40Le village de Moikarakô, quant à lui, n’est établi sur son site actuel que depuis cinq ans ; son territoire se trouve au cœur de la Terre indigène, loin des limites de l’aire protégée et, de ce fait, peu exposé aux pressions extérieures. Les habitants ne perçoivent pas encore de manière préoccupante les effets de la sédentarité sur la disponibilité des ressources autour du village. De plus, l’ouverture récente de nouveaux jardins sur la berge opposée et la réalisation de chasses collectives rituelles sur le territoire du village voisin montrent que les frontières internes séparant les territoires de ces communautés restent flexibles et négociables, ce qui n’a pas toujours été le cas au temps de l’acajou. Enfin, le site originel de Moikarakô continue d’être utilisé comme un village secondaire. Cette nouvelle configuration d’usage de l’espace constitue, toutefois, une sorte de transposition du modèle kayapó traditionnel de circulation entre un grand village principal, des villages satellites plus petits et des campements en forêt (Verswijver, 1992) ; ce modèle est aujourd’hui tombé en désuétude. Dans la même perspective, il faut encore prendre en considération les quelques « maisons d’accueil » (association, missions, hôpital, etc.) qui abritent temporairement les habitants de Moikarakô dans les centres urbains limitrophes puisque la ville, à l’instar de la forêt, est devenue un lieu d’approvisionnement. Passant outre les limitations imposées par la création de l’aire protégée, les Kayapó tendent à maintenir la territorialité extensive qui leur est chère (De Robert, 2004).

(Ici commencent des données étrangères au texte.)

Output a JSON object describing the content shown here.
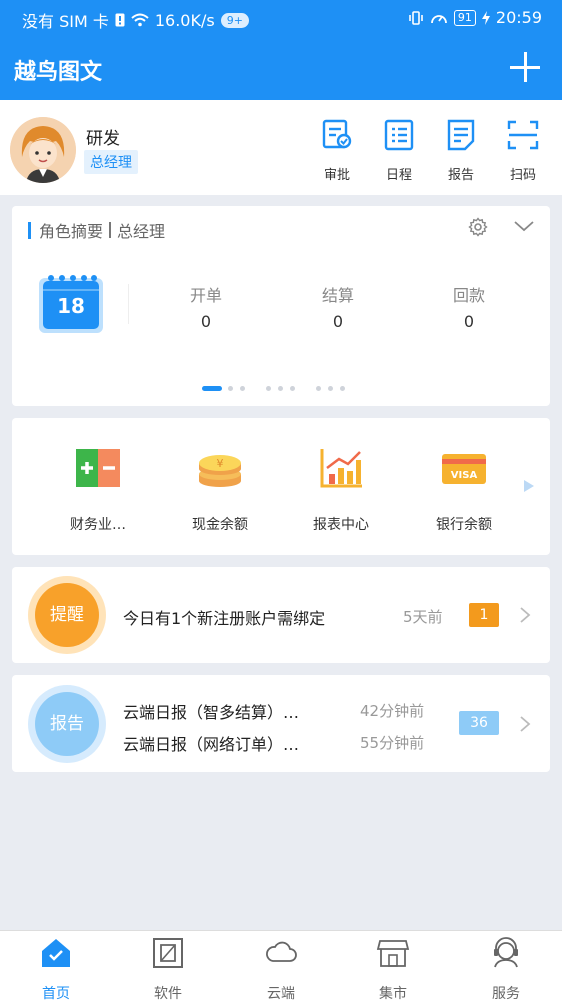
{
  "status_bar": {
    "carrier": "没有 SIM 卡",
    "speed": "16.0K/s",
    "notif_count": "9+",
    "battery": "91",
    "time": "20:59"
  },
  "header": {
    "title": "越鸟图文"
  },
  "profile": {
    "name": "研发",
    "role": "总经理",
    "quick_actions": [
      {
        "label": "审批",
        "icon": "approval-icon"
      },
      {
        "label": "日程",
        "icon": "schedule-icon"
      },
      {
        "label": "报告",
        "icon": "report-icon"
      },
      {
        "label": "扫码",
        "icon": "scan-icon"
      }
    ]
  },
  "summary": {
    "title": "角色摘要",
    "role": "总经理",
    "calendar_day": "18",
    "stats": [
      {
        "label": "开单",
        "value": "0"
      },
      {
        "label": "结算",
        "value": "0"
      },
      {
        "label": "回款",
        "value": "0"
      }
    ]
  },
  "shortcuts": [
    {
      "label": "财务业…",
      "icon": "finance-icon"
    },
    {
      "label": "现金余额",
      "icon": "cash-coins-icon"
    },
    {
      "label": "报表中心",
      "icon": "chart-icon"
    },
    {
      "label": "银行余额",
      "icon": "visa-card-icon"
    }
  ],
  "reminder": {
    "badge": "提醒",
    "message": "今日有1个新注册账户需绑定",
    "time": "5天前",
    "count": "1"
  },
  "report": {
    "badge": "报告",
    "items": [
      {
        "message": "云端日报（智多结算）…",
        "time": "42分钟前"
      },
      {
        "message": "云端日报（网络订单）…",
        "time": "55分钟前"
      }
    ],
    "count": "36"
  },
  "bottom_nav": [
    {
      "label": "首页",
      "active": true
    },
    {
      "label": "软件"
    },
    {
      "label": "云端"
    },
    {
      "label": "集市"
    },
    {
      "label": "服务"
    }
  ],
  "colors": {
    "primary": "#1e90f5",
    "orange": "#f8a12a",
    "light_blue": "#8ecbf7",
    "background": "#e9ecf2"
  }
}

Terres indigènes et acteurs de développement
41Outre les Amérindiens eux-mêmes, un certain nombre d’acteurs exercent une influence dans la gestion durable du milieu naturel des Terres indigènes et sur la conservation de leurs ressources. Ces acteurs, dont les interventions (projets) s’articulent généralement à l’économie des communautés locales, sont de trois types : les administrations gouvernementales, les ONG (nationales ou étrangères) et les « associations indigènes » (associações indígenas). Ils peuvent agir dans ces aires protégées en collaboration, de manière indépendante ou concurrente. Le poids relatif de chacun tend à fluctuer en fonction des périodes. On constate cependant une tendance marquée à l’expansion du secteur non gouvernemental et un certain retrait de l’action, au moins directe, du secteur public. Par ailleurs, au sein des ONG, les associations amérindiennes, qui se multiplient depuis les années 1990, ont une influence croissante (Albert, 2001).
Les organismes gouvernementaux
42La garantie de l’intégrité des Terres indigènes est placée sous la responsabilité de la Funai, qui dépend du ministère de la Justice9.
43Le contrôle territorial exercé par la Funai via son réseau de « postes indigènes » reste cependant assez théorique, car cet organisme n’a en aucune manière les moyens budgétaires d’assurer un dispositif de vigilance efficace susceptible de garantir les frontières des 592 Terres indigènes du pays.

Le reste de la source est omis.